My Mum was poorly for a long time and for the last couple of years of her life, bedridden. I was still working and towards the end, newly divorced and loving my freedom. I did do a bit to help but I could have done way, way more. I still beat myself up about it 20 years down the line.
When my Dad started to need more help I eventually gave up work to care for him. It was very difficult for me financially and after 10 years of caring for him I became very isolated. But I learnt to resent the situation - not my Dad. He didn't want to be dependant upon me any more than I wanted to be a carer. But we were a little unit in a little bubble.
By the time my Dad passed away 8 years ago I was too tired, too old and too broke to do any of the things I had planned for my retirement.

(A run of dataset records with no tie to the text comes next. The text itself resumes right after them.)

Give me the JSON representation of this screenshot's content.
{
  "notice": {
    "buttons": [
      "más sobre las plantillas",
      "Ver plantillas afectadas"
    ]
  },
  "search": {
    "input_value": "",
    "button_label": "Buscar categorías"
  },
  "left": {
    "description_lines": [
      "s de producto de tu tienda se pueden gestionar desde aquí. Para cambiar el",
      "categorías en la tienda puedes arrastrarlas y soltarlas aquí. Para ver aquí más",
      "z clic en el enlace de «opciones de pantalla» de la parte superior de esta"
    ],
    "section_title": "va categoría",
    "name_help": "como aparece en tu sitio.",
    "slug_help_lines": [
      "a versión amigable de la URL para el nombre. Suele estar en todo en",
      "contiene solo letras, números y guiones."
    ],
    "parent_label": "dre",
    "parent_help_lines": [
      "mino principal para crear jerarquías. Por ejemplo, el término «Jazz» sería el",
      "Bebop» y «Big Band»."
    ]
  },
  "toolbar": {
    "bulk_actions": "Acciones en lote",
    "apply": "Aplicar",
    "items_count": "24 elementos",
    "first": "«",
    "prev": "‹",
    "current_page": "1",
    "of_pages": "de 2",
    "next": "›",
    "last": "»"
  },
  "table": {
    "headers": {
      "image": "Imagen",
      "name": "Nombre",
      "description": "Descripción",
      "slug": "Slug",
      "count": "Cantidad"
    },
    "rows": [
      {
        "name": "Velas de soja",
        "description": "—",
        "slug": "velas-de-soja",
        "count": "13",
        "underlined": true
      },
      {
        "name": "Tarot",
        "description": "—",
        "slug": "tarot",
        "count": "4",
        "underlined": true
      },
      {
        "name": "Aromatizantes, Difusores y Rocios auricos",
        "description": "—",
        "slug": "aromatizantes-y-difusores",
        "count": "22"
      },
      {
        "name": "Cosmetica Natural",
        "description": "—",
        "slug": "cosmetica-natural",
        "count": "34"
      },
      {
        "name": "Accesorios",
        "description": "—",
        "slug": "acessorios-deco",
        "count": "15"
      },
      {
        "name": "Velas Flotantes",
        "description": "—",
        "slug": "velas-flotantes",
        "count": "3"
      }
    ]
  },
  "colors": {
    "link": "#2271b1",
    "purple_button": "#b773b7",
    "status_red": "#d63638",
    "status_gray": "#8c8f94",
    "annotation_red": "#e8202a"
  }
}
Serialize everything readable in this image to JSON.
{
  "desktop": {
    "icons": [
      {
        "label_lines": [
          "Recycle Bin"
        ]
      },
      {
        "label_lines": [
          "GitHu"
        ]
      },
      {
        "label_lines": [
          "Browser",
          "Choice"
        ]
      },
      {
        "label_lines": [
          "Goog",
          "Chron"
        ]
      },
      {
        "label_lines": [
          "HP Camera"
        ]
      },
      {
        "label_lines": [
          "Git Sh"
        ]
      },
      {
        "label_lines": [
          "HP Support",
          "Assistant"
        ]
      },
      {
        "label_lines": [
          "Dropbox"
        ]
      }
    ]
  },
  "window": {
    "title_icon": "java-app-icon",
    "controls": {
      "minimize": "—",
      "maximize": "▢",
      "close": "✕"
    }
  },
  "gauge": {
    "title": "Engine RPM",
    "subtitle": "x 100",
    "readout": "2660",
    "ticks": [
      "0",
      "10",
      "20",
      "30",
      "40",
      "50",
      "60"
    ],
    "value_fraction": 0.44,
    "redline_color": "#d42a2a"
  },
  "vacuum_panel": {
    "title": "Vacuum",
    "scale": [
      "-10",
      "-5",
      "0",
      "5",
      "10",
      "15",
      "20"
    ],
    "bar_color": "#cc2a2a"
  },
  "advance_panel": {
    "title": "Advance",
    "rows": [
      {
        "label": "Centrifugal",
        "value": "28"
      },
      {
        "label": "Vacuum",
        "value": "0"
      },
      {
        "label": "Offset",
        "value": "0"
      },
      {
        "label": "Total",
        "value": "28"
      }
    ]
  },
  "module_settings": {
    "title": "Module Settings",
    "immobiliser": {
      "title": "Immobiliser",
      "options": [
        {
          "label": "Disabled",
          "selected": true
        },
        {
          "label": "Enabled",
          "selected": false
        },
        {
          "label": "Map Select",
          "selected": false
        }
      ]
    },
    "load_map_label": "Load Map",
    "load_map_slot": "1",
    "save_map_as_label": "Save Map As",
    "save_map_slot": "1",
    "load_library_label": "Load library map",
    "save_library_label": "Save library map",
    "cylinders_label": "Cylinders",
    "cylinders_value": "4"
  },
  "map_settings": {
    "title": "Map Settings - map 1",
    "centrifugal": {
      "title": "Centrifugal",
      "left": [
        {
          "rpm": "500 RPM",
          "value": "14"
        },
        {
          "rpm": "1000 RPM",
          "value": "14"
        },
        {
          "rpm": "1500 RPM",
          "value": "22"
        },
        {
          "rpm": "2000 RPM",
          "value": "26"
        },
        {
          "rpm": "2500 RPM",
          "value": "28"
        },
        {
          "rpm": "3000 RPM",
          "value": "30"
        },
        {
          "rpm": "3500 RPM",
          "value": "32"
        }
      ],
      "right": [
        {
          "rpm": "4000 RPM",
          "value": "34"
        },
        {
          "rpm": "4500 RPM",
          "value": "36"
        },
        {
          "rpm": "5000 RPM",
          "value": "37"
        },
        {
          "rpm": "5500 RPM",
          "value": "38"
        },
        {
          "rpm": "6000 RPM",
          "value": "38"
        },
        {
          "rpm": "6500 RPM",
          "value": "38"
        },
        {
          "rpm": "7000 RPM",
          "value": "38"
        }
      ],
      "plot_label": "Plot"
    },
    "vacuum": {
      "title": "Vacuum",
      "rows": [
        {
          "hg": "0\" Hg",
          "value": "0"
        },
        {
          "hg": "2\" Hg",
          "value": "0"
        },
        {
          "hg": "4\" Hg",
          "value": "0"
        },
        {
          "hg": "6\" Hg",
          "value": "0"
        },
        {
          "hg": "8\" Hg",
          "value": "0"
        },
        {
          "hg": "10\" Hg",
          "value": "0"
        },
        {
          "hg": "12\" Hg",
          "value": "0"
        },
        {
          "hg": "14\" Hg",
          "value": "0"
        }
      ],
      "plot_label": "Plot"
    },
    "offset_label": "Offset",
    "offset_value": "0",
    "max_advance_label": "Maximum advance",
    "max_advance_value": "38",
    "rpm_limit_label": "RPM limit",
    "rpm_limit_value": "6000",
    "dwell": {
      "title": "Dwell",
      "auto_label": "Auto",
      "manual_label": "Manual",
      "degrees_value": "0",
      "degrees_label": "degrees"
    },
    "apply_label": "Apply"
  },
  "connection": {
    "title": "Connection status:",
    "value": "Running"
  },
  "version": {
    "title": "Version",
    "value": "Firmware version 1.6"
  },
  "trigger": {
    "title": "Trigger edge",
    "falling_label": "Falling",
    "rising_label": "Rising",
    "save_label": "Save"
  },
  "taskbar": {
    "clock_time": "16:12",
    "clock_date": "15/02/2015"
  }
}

When he died I lost my Dad and my purpose in my life. And even though my life almost 100% revolved around him and his needs, I don't regret any of it, I'd do it all again in a heartbeat. But I do still often think I should have done more.
I have experienced life as a carer and I would never expect my children to do what I did. It does rob you of any sort of meaningful life, and at times can be unpleasant and distressing.
Having said all that, I would personally find it difficult NOT to care for a parent in some way. I loved them both too much. It may be that my children will feel the same one day. Nobody could stop me looking after my Dad - I don't know if my children would feel the same!